参照センサで許容されるシグナルの量は、品質管理アルゴリズムにより定められた限度の影響下にあり、低い分析物濃度での結果の完全性を保護しようとするものであり、NSBの作用は、臨床環境における意思決定を変えることができるような手法でアッセイ結果に影響を及ぼす最大限の可能性を発揮する。本質的な主題は、参照センサでの過剰なシグナルの存在が、不適切な洗浄ステップ又は干渉のいずれかによって、NSBの存在に関するフラグとして働くことである。
上述の本発明は、一般に、全血サンプルを用いた分析物免疫アッセイで白血球からの干渉を低減させ又は排除することを対象とするが、白血球が存在する可能性のあるその他のタイプの生体サンプル、例えば脳脊髄液で行われる免疫アッセイにも適用可能である。さらに、例えば血漿など、遠心分離又は濾過によってそれらを除去しようとする意図にも関わらず、残留白血球が存在する可能性のあるサンプルに適用可能である。例えば緩衝液で希釈された可能性のあるサンプルにも適用可能である。
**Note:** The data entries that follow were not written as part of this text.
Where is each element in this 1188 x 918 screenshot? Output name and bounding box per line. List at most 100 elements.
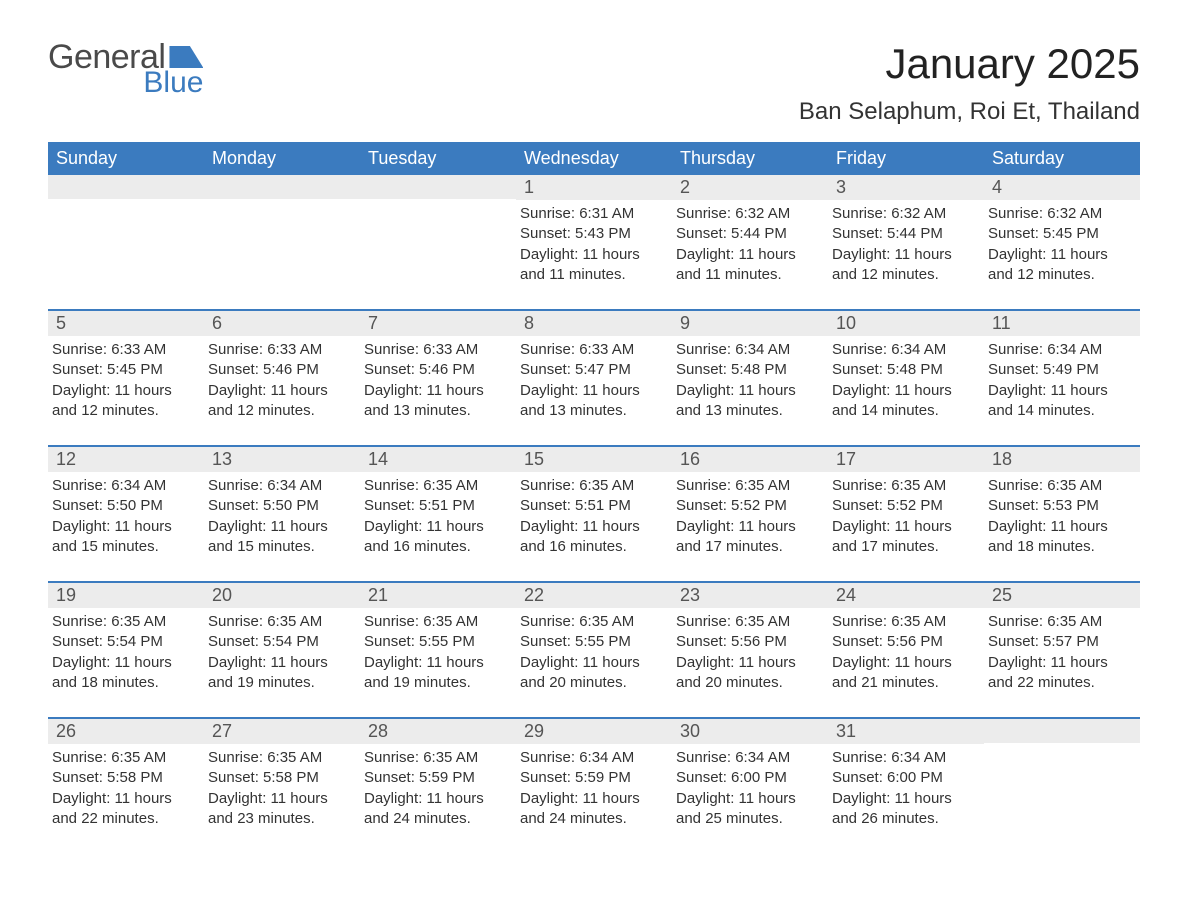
page-header: General Blue January 2025 Ban Selaphum, …	[48, 40, 1140, 126]
sunset-line: Sunset: 5:46 PM	[208, 360, 354, 380]
sunrise-line: Sunrise: 6:33 AM	[364, 340, 510, 360]
day-number: 11	[984, 311, 1140, 336]
sunrise-line: Sunrise: 6:32 AM	[988, 204, 1134, 224]
sunset-line: Sunset: 5:48 PM	[676, 360, 822, 380]
day-cell: 12 Sunrise: 6:34 AMSunset: 5:50 PMDayligh…	[48, 447, 204, 569]
sunrise-line: Sunrise: 6:34 AM	[208, 476, 354, 496]
day-content: Sunrise: 6:35 AMSunset: 5:52 PMDaylight:…	[672, 472, 828, 557]
day-number: 10	[828, 311, 984, 336]
day-number: 14	[360, 447, 516, 472]
day-content: Sunrise: 6:35 AMSunset: 5:52 PMDaylight:…	[828, 472, 984, 557]
day-header: Wednesday	[516, 142, 672, 175]
daylight-line: Daylight: 11 hours and 18 minutes.	[988, 517, 1134, 558]
day-content: Sunrise: 6:34 AMSunset: 5:48 PMDaylight:…	[828, 336, 984, 421]
day-number: 13	[204, 447, 360, 472]
day-cell: 11Sunrise: 6:34 AMSunset: 5:49 PMDayligh…	[984, 311, 1140, 433]
day-cell	[204, 175, 360, 297]
sunrise-line: Sunrise: 6:35 AM	[988, 476, 1134, 496]
sunset-line: Sunset: 5:58 PM	[52, 768, 198, 788]
sunset-line: Sunset: 5:50 PM	[52, 496, 198, 516]
day-number: 16	[672, 447, 828, 472]
day-cell: 30Sunrise: 6:34 AMSunset: 6:00 PMDayligh…	[672, 719, 828, 841]
daylight-line: Daylight: 11 hours and 14 minutes.	[988, 381, 1134, 422]
day-cell: 1Sunrise: 6:31 AMSunset: 5:43 PMDaylight…	[516, 175, 672, 297]
week-row: 26Sunrise: 6:35 AMSunset: 5:58 PMDayligh…	[48, 717, 1140, 841]
day-number: 12	[48, 447, 204, 472]
day-header: Saturday	[984, 142, 1140, 175]
day-content: Sunrise: 6:32 AMSunset: 5:44 PMDaylight:…	[828, 200, 984, 285]
day-number	[48, 175, 204, 199]
daylight-line: Daylight: 11 hours and 12 minutes.	[208, 381, 354, 422]
daylight-line: Daylight: 11 hours and 12 minutes.	[52, 381, 198, 422]
daylight-line: Daylight: 11 hours and 19 minutes.	[364, 653, 510, 694]
day-content: Sunrise: 6:35 AMSunset: 5:55 PMDaylight:…	[360, 608, 516, 693]
daylight-line: Daylight: 11 hours and 17 minutes.	[676, 517, 822, 558]
day-cell: 18Sunrise: 6:35 AMSunset: 5:53 PMDayligh…	[984, 447, 1140, 569]
day-cell: 21Sunrise: 6:35 AMSunset: 5:55 PMDayligh…	[360, 583, 516, 705]
day-number: 23	[672, 583, 828, 608]
daylight-line: Daylight: 11 hours and 19 minutes.	[208, 653, 354, 694]
sunrise-line: Sunrise: 6:32 AM	[676, 204, 822, 224]
week-row: 19Sunrise: 6:35 AMSunset: 5:54 PMDayligh…	[48, 581, 1140, 705]
day-number: 30	[672, 719, 828, 744]
sunrise-line: Sunrise: 6:34 AM	[52, 476, 198, 496]
daylight-line: Daylight: 11 hours and 12 minutes.	[832, 245, 978, 286]
daylight-line: Daylight: 11 hours and 25 minutes.	[676, 789, 822, 830]
day-content: Sunrise: 6:34 AMSunset: 5:48 PMDaylight:…	[672, 336, 828, 421]
day-cell: 14Sunrise: 6:35 AMSunset: 5:51 PMDayligh…	[360, 447, 516, 569]
daylight-line: Daylight: 11 hours and 18 minutes.	[52, 653, 198, 694]
sunset-line: Sunset: 5:56 PM	[832, 632, 978, 652]
daylight-line: Daylight: 11 hours and 23 minutes.	[208, 789, 354, 830]
daylight-line: Daylight: 11 hours and 22 minutes.	[52, 789, 198, 830]
day-number: 22	[516, 583, 672, 608]
daylight-line: Daylight: 11 hours and 15 minutes.	[52, 517, 198, 558]
sunrise-line: Sunrise: 6:35 AM	[832, 476, 978, 496]
daylight-line: Daylight: 11 hours and 22 minutes.	[988, 653, 1134, 694]
sunset-line: Sunset: 5:55 PM	[364, 632, 510, 652]
day-number: 9	[672, 311, 828, 336]
day-cell	[360, 175, 516, 297]
day-cell: 31Sunrise: 6:34 AMSunset: 6:00 PMDayligh…	[828, 719, 984, 841]
sunset-line: Sunset: 5:50 PM	[208, 496, 354, 516]
day-content: Sunrise: 6:35 AMSunset: 5:55 PMDaylight:…	[516, 608, 672, 693]
day-number: 2	[672, 175, 828, 200]
daylight-line: Daylight: 11 hours and 24 minutes.	[364, 789, 510, 830]
day-content: Sunrise: 6:34 AMSunset: 6:00 PMDaylight:…	[672, 744, 828, 829]
day-cell: 4Sunrise: 6:32 AMSunset: 5:45 PMDaylight…	[984, 175, 1140, 297]
daylight-line: Daylight: 11 hours and 13 minutes.	[364, 381, 510, 422]
day-cell: 28Sunrise: 6:35 AMSunset: 5:59 PMDayligh…	[360, 719, 516, 841]
sunrise-line: Sunrise: 6:34 AM	[988, 340, 1134, 360]
day-number: 20	[204, 583, 360, 608]
day-number: 17	[828, 447, 984, 472]
day-cell: 5Sunrise: 6:33 AMSunset: 5:45 PMDaylight…	[48, 311, 204, 433]
sunset-line: Sunset: 5:51 PM	[520, 496, 666, 516]
day-cell: 26Sunrise: 6:35 AMSunset: 5:58 PMDayligh…	[48, 719, 204, 841]
sunrise-line: Sunrise: 6:32 AM	[832, 204, 978, 224]
day-content: Sunrise: 6:35 AMSunset: 5:57 PMDaylight:…	[984, 608, 1140, 693]
sunset-line: Sunset: 5:45 PM	[988, 224, 1134, 244]
day-number: 18	[984, 447, 1140, 472]
title-block: January 2025 Ban Selaphum, Roi Et, Thail…	[799, 40, 1140, 126]
logo: General Blue	[48, 40, 203, 98]
day-number: 1	[516, 175, 672, 200]
sunrise-line: Sunrise: 6:35 AM	[364, 476, 510, 496]
sunset-line: Sunset: 5:56 PM	[676, 632, 822, 652]
daylight-line: Daylight: 11 hours and 13 minutes.	[676, 381, 822, 422]
daylight-line: Daylight: 11 hours and 26 minutes.	[832, 789, 978, 830]
sunrise-line: Sunrise: 6:34 AM	[676, 748, 822, 768]
day-cell: 6Sunrise: 6:33 AMSunset: 5:46 PMDaylight…	[204, 311, 360, 433]
sunrise-line: Sunrise: 6:35 AM	[832, 612, 978, 632]
day-number: 6	[204, 311, 360, 336]
logo-flag-icon	[169, 46, 203, 68]
sunrise-line: Sunrise: 6:35 AM	[676, 476, 822, 496]
sunrise-line: Sunrise: 6:35 AM	[364, 612, 510, 632]
day-number: 5	[48, 311, 204, 336]
day-content: Sunrise: 6:34 AMSunset: 5:50 PMDaylight:…	[204, 472, 360, 557]
sunset-line: Sunset: 5:44 PM	[832, 224, 978, 244]
day-number	[984, 719, 1140, 743]
day-number: 7	[360, 311, 516, 336]
day-cell	[984, 719, 1140, 841]
sunset-line: Sunset: 5:48 PM	[832, 360, 978, 380]
daylight-line: Daylight: 11 hours and 14 minutes.	[832, 381, 978, 422]
day-content: Sunrise: 6:32 AMSunset: 5:45 PMDaylight:…	[984, 200, 1140, 285]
さらに、本発明は一般に、サンプルに乾燥試薬を溶解することによってサンプルを修正することを対象とするが、分析中に又はサンプル収集中に液体として試薬をサンプルに添加するその他の実施形態でも実用的である。本発明を、電気化学的検出手法、例えば電流測定及び電位差測定手法に関して本明細書で述べてきたが、その他の検出モード、特に、ルミネセンス、蛍光、及び吸光度に基づいた手法などの光学感知手法に等しく適用可能であることが明らかである。
本発明について、様々な好ましい実施形態に関して述べてきたが、当業者なら、本発明の精神から逸脱することなく様々な修正、置換、省略、及び変更を行うことができることを理解するであろう。例えば、記述の一部は非競合的サンドイッチ免疫アッセイを対象とするが、本発明のデバイス及びプロセスは、競合的免疫アッセイにも同様に用いることができる。さらに、本発明の範囲は、下記の特許請求の範囲によってのみ限定されるものとする。